Yves Mathieu préside depuis 1972 aux destinées de l'endroit. Animateur, chanteur, il est le fils de la chanteuse Yvonne Darle, femme de Paulo qui est le fils de Frédé - vous suivez toujours? - et à qui Aristide Bruant vendit en 1922 le cabaret qu'il avait sauvé de la pioche en le rachetant lui-même quelques années auparavant.

De la fin du siècle où les inconnus d'alors s'appelaient Modigliani, Max Jacobs, Apollinaire, Utrillo, Mac Orlan, Carco, Dorgelès, Rictus… aux années '30 avec, entre autres, Rina Ketty, Pierre Brasseur, Jacques Pills, puis Caussimon, puis Lagoya, Brassens, Girardot, plus près de nous, Zamfir, Jacques Debronkart, Robbrecht et puis tous ceux d'aujourd'hui dont certains seront les célébrités de demain.

Yves Mathieu s'efforce, dans une optique d'indépendance, de sauvegarder le patrimoine de la Chanson Française tout en favorisant l'éclosion de nouveaux talents. «Le cabaret est une école d'art de la plus haute valeur, le public - le meilleur des professeurs - vous enseigne des choses que personne n'apprendra jamais sur un banc.» Ambassadeur d'un patrimoine, le Lapin Agile véhicule une tradition française et parisienne appréciée par des publics du monde entier.

Nous laisserons à Nougaro le mot de la fin: «Le Lapin Agile, c'est le coffre-fort de l'éternité.»

Suzanne Ferry

Naissance d'un chef-d'œuvre

En 1912, le Père Frédé possédait un vieil âne, Lolo.
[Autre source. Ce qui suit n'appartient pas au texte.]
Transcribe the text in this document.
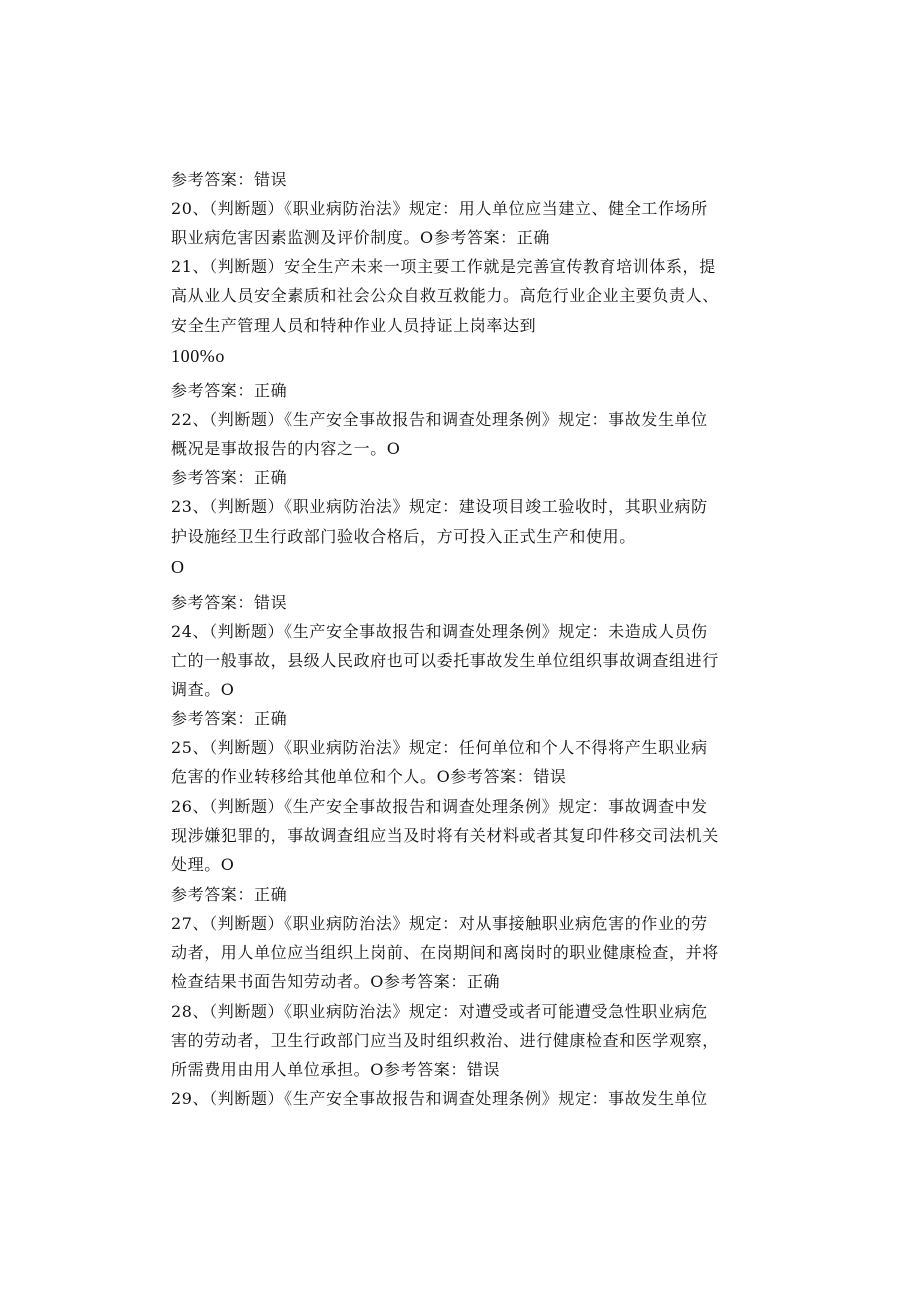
参考答案：错误
20、（判断题）《职业病防治法》规定：用人单位应当建立、健全工作场所
职业病危害因素监测及评价制度。O参考答案：正确
21、（判断题）安全生产未来一项主要工作就是完善宣传教育培训体系，提
高从业人员安全素质和社会公众自救互救能力。高危行业企业主要负责人、
安全生产管理人员和特种作业人员持证上岗率达到
100%o
参考答案：正确
22、（判断题）《生产安全事故报告和调查处理条例》规定：事故发生单位
概况是事故报告的内容之一。O
参考答案：正确
23、（判断题）《职业病防治法》规定：建设项目竣工验收时，其职业病防
护设施经卫生行政部门验收合格后，方可投入正式生产和使用。
O
参考答案：错误
24、（判断题）《生产安全事故报告和调查处理条例》规定：未造成人员伤
亡的一般事故，县级人民政府也可以委托事故发生单位组织事故调查组进行
调查。O
参考答案：正确
25、（判断题）《职业病防治法》规定：任何单位和个人不得将产生职业病
危害的作业转移给其他单位和个人。O参考答案：错误
26、（判断题）《生产安全事故报告和调查处理条例》规定：事故调查中发
现涉嫌犯罪的，事故调查组应当及时将有关材料或者其复印件移交司法机关
处理。O
参考答案：正确
27、（判断题）《职业病防治法》规定：对从事接触职业病危害的作业的劳
动者，用人单位应当组织上岗前、在岗期间和离岗时的职业健康检查，并将
检查结果书面告知劳动者。O参考答案：正确
28、（判断题）《职业病防治法》规定：对遭受或者可能遭受急性职业病危
害的劳动者，卫生行政部门应当及时组织救治、进行健康检查和医学观察，
所需费用由用人单位承担。O参考答案：错误
29、（判断题）《生产安全事故报告和调查处理条例》规定：事故发生单位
Un groupe de journalistes, dont Roland Dorgelès, en révolte contre les innovations de l'école futuriste, trempèrent la queue de l'âne dans la peinture et tendirent une toile derrière Lolo tandis qu'on lui présentait de fraîches carottes. Les frétillements firent merveille: «Le coucher de soleil sur l'Adriatique» que signa Boronali fut présenté au Salon d'Automne, très remarqué et vendu 400 francs.

On n'est pas peu fier de ce célèbre canular sur la Butte, aujourd'hui.